Of course, you are probably not asking me to reveal the esoteric avataric and Trinitarian nature of my Being. You probably only want to know how good I am at volleyball and how interested I am in sports in general, how serious I am in wanting to prepare for a socially well-adapted adulthood, or if I am attracted to some unhealthy subculture, and whether I will do my homework and make friends with other students and fit in with the school’s rules, customs, and attitudes. I get it. You would probably be a little concerned if you knew that I ruminate about my ontological essence. You might even feel threatened if you knew that I see through all the lures your educational institution is offering to repress my awareness of the unconquerable freedom of the Self. You might not want to admit a voice that speaks up for transcendence of the ego, purification of the soul, and the creation of a society that lives up to the implications of our unitive Being.

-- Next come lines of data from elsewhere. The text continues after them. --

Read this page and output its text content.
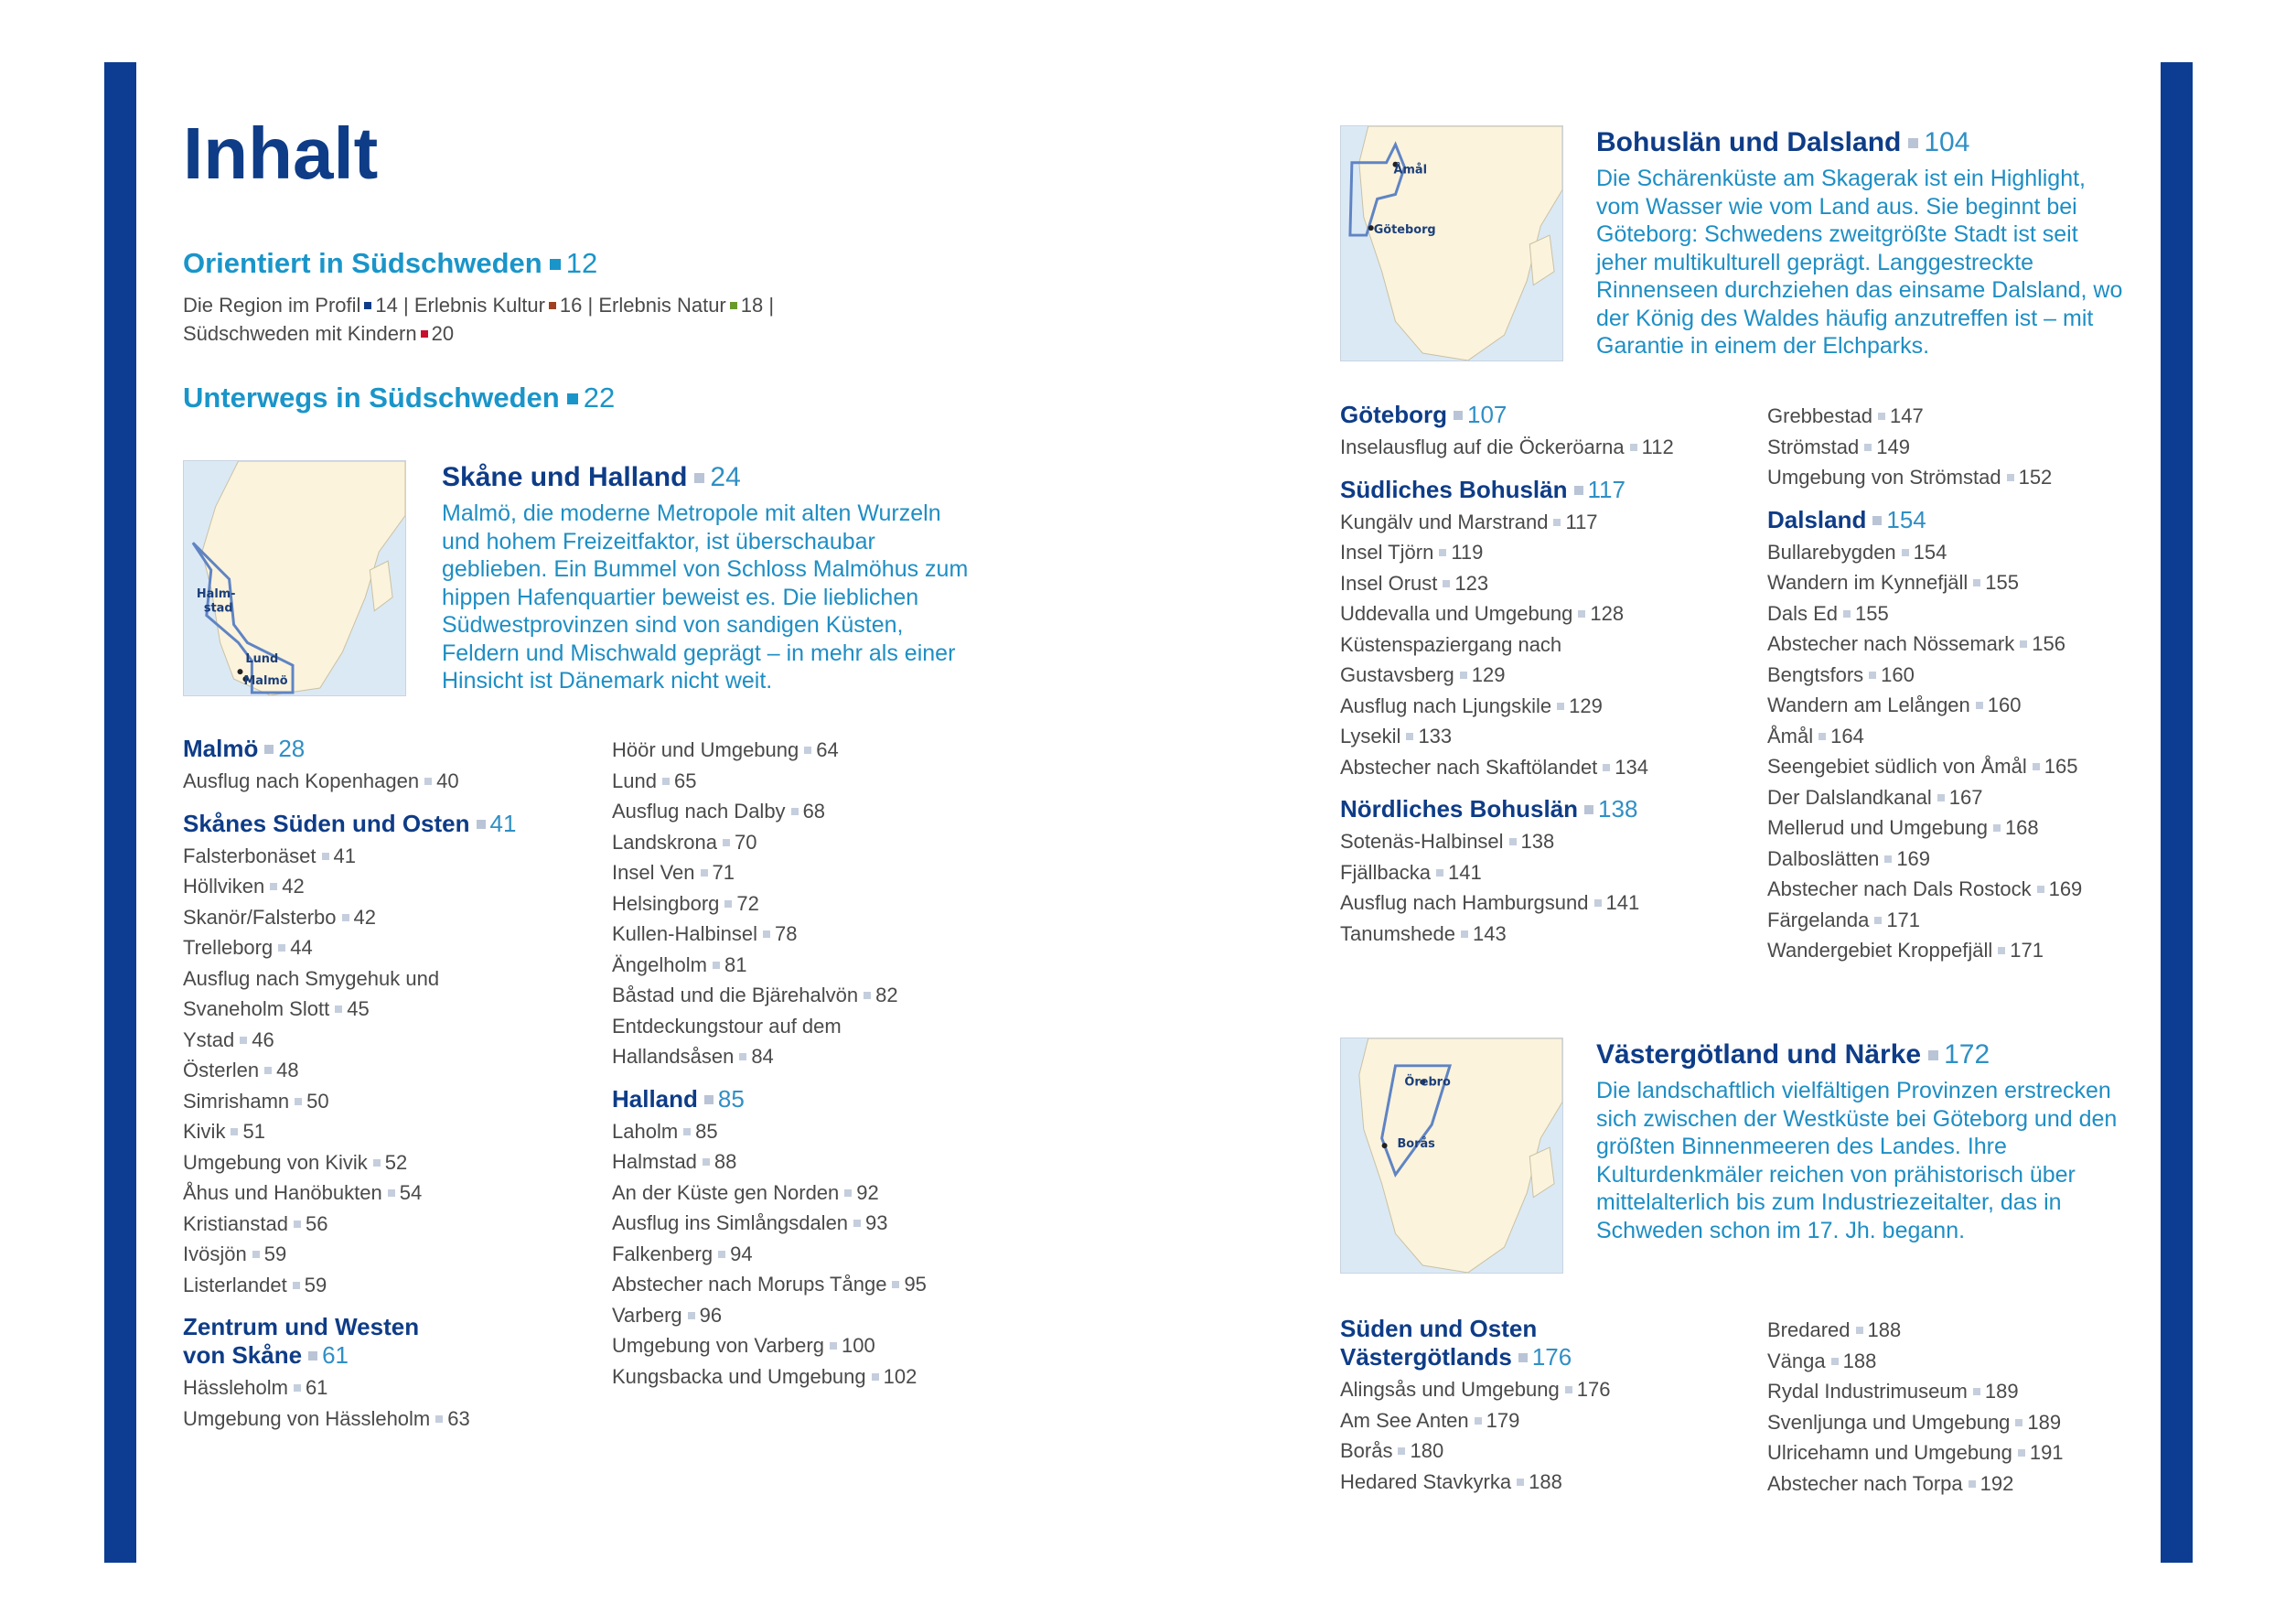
Inhalt
Orientiert in Südschweden 12
Die Region im Profil 14 | Erlebnis Kultur 16 | Erlebnis Natur 18 |
Südschweden mit Kindern 20
Unterwegs in Südschweden 22
Halm-
stad
Lund
Malmö
Skåne und Halland 24

Malmö, die moderne Metropole mit alten Wurzeln und hohem Freizeitfaktor, ist überschaubar geblieben. Ein Bummel von Schloss Malmöhus zum hippen Hafenquartier beweist es. Die lieblichen Südwestprovinzen sind von sandigen Küsten, Feldern und Mischwald geprägt – in mehr als einer Hinsicht ist Dänemark nicht weit.

Malmö 28
Ausflug nach Kopenhagen 40
Skånes Süden und Osten 41
Falsterbonäset 41
Höllviken 42
Skanör/Falsterbo 42
Trelleborg 44
Ausflug nach Smygehuk und
Svaneholm Slott 45
Ystad 46
Österlen 48
Simrishamn 50
Kivik 51
Umgebung von Kivik 52
Åhus und Hanöbukten 54
Kristianstad 56
Ivösjön 59
Listerlandet 59
Zentrum und Westen
von Skåne 61
Hässleholm 61
Umgebung von Hässleholm 63
Höör und Umgebung 64
Lund 65
Ausflug nach Dalby 68
Landskrona 70
Insel Ven 71
Helsingborg 72
Kullen-Halbinsel 78
Ängelholm 81
Båstad und die Bjärehalvön 82
Entdeckungstour auf dem
Hallandsåsen 84
Halland 85
Laholm 85
Halmstad 88
An der Küste gen Norden 92
Ausflug ins Simlångsdalen 93
Falkenberg 94
Abstecher nach Morups Tånge 95
Varberg 96
Umgebung von Varberg 100
Kungsbacka und Umgebung 102
Åmål
Göteborg
Bohuslän und Dalsland 104

Die Schärenküste am Skagerak ist ein Highlight, vom Wasser wie vom Land aus. Sie beginnt bei Göteborg: Schwedens zweitgrößte Stadt ist seit jeher multikulturell geprägt. Langgestreckte Rinnenseen durchziehen das einsame Dalsland, wo der König des Waldes häufig anzutreffen ist – mit Garantie in einem der Elchparks.

Göteborg 107
Inselausflug auf die Öckeröarna 112
Südliches Bohuslän 117
Kungälv und Marstrand 117
Insel Tjörn 119
Insel Orust 123
Uddevalla und Umgebung 128
Küstenspaziergang nach
Gustavsberg 129
Ausflug nach Ljungskile 129
Lysekil 133
Abstecher nach Skaftölandet 134
Nördliches Bohuslän 138
Sotenäs-Halbinsel 138
Fjällbacka 141
Ausflug nach Hamburgsund 141
Tanumshede 143
Grebbestad 147
Strömstad 149
Umgebung von Strömstad 152
Dalsland 154
Bullarebygden 154
Wandern im Kynnefjäll 155
Dals Ed 155
Abstecher nach Nössemark 156
Bengtsfors 160
Wandern am Lelången 160
Åmål 164
Seengebiet südlich von Åmål 165
Der Dalslandkanal 167
Mellerud und Umgebung 168
Dalboslätten 169
Abstecher nach Dals Rostock 169
Färgelanda 171
Wandergebiet Kroppefjäll 171
Örebro
Borås
Västergötland und Närke 172

Die landschaftlich vielfältigen Provinzen erstrecken sich zwischen der Westküste bei Göteborg und den größten Binnenmeeren des Landes. Ihre Kulturdenkmäler reichen von prähistorisch über mittelalterlich bis zum Industriezeitalter, das in Schweden schon im 17. Jh. begann.

Süden und Osten
Västergötlands 176
Alingsås und Umgebung 176
Am See Anten 179
Borås 180
Hedared Stavkyrka 188
Bredared 188
Vänga 188
Rydal Industrimuseum 189
Svenljunga und Umgebung 189
Ulricehamn und Umgebung 191
Abstecher nach Torpa 192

OK, I give in. “I really love volleyball, and I am working hard to improve my serve.”
I wonder what is my obligation toward my student. Help her get into that prestigious boarding school? Or help her understand that she need not betray her true Self? Or find a way to compromise and have both? How important is it to be accepted? Must Truth be relegated to the privacy of a confessional, or has it a place in the social arena? If not, what am I doing there? Who am I? Who are you?